- Supreme Court of the United States

Argued March 3, 1922 Decided March 13, 1922
- Full case name: Levinson v. United States
- Citations: 258 U.S. 198 (more) 42 S. Ct. 275; 66 L. Ed. 563

Case history
- Prior: United States v. Levinson, 267 F. 692 (2d Cir. 1920)

Court membership
- Chief Justice William H. Taft Associate Justices Joseph McKenna · Oliver W. Holmes Jr. William R. Day · Willis Van Devanter Mahlon Pitney · James C. McReynolds Louis Brandeis · John H. Clarke

Case opinions
- Majority: Holmes, joined by Day, Van Devanter, Pitney, McReynolds, Brandeis
- Dissent: McKenna

= Levinson v. United States =

Levinson v. United States, 258 U.S. 198 (1922), was a United States Supreme Court decision governing the sale by the United States Navy of the yacht USS Wadena. The court held that the government acted within its authority in selling the yacht to someone who was not actually the highest bidder, and was therefore bound by the sale even after the higher bid was discovered. The case is one of a line of cases that established that the federal government can be bound by the apparent authority of its agents.

The Navy had used the Wadena in World War I and auctioned it off after the war ended. Levinson and Johnson both submitted bids. Johnson's was the higher bid, but his bid was lost, inadvertently assigned to the similarly-spelled USS Wandena, which was also being sold. The Navy subsequently sold and delivered title to the Wadena to Levinson. However, upon discovering Johnson's bid, the Navy stopped the transfer and asked Johnson to return the bill of sale. When Johnson refused, the United States government brought an action in interpleader in the Southern District of New York to resolve the ownership dispute. The Navy also supported Johnson's claim and argued that the transfer of the bill of sale to Levinson should be set aside on grounds of mutual mistake.
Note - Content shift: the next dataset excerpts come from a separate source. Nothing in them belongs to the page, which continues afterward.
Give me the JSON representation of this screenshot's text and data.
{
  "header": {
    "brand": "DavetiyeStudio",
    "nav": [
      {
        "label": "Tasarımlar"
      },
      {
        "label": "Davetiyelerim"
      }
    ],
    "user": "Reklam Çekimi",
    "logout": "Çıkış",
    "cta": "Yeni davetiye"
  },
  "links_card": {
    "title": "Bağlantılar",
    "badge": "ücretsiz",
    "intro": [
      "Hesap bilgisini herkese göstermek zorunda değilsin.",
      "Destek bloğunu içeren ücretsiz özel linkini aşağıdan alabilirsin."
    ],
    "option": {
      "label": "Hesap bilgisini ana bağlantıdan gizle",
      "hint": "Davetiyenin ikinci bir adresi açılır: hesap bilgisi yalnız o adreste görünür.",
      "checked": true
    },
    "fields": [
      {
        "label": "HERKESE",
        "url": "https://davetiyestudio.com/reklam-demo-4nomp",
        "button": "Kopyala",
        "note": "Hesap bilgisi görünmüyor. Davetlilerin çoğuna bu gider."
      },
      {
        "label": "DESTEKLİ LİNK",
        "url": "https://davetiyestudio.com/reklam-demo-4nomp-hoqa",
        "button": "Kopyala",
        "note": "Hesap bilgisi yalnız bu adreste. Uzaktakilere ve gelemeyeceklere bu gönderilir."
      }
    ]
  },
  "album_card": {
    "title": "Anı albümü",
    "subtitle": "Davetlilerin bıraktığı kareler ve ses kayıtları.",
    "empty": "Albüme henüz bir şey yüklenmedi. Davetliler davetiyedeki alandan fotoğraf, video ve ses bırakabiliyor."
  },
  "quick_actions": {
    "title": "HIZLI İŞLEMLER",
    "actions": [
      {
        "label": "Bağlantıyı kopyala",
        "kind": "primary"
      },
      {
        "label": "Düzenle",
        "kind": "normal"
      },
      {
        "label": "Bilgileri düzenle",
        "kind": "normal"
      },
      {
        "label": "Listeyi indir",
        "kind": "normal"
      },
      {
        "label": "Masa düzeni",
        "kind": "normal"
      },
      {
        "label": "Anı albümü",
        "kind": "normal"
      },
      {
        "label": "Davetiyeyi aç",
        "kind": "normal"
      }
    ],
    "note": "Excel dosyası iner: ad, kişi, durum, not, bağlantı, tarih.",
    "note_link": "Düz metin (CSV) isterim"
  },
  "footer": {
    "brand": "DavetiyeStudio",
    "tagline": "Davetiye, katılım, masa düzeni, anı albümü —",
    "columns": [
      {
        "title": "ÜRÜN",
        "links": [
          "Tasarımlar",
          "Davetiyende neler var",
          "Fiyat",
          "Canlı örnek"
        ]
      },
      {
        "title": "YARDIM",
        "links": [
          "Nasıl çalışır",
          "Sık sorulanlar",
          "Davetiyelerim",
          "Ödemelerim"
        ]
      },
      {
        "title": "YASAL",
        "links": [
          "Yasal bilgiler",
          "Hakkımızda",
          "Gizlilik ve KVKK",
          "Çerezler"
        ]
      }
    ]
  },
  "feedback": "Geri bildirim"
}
The district court ruled in favor of Levinson. However, on appeal the Second Circuit Court of Appeals reversed. The court dismissed the government's appeal, on the ground that it was not a party to the controversy, and also held that the Secretary of the Navy had acted outside his statutory authority in transferring the yacht to someone who was not the highest bidder. It therefore awarded ownership of the yacht to Johnson.

The Supreme Court reversed the court of appeals on both issues, holding that it was appropriate for the Navy to participate in the appeal, and Levinson should be awarded the boat. The United States argued that the Navy had no authority to sell the boat for less than the highest bid, and therefore the sale was void. The Supreme Court disagreed and held that the word "unless" in the statutory provision that "no vessel of the Navy shall hereafter be sold in any other manner than herein provided, or for less than such appraised value unless the President of the United States shall otherwise direct in writing" applied to the entire preceding sentence, thus allowing the president and his agents to vary both the amount of sale and the manner of sale.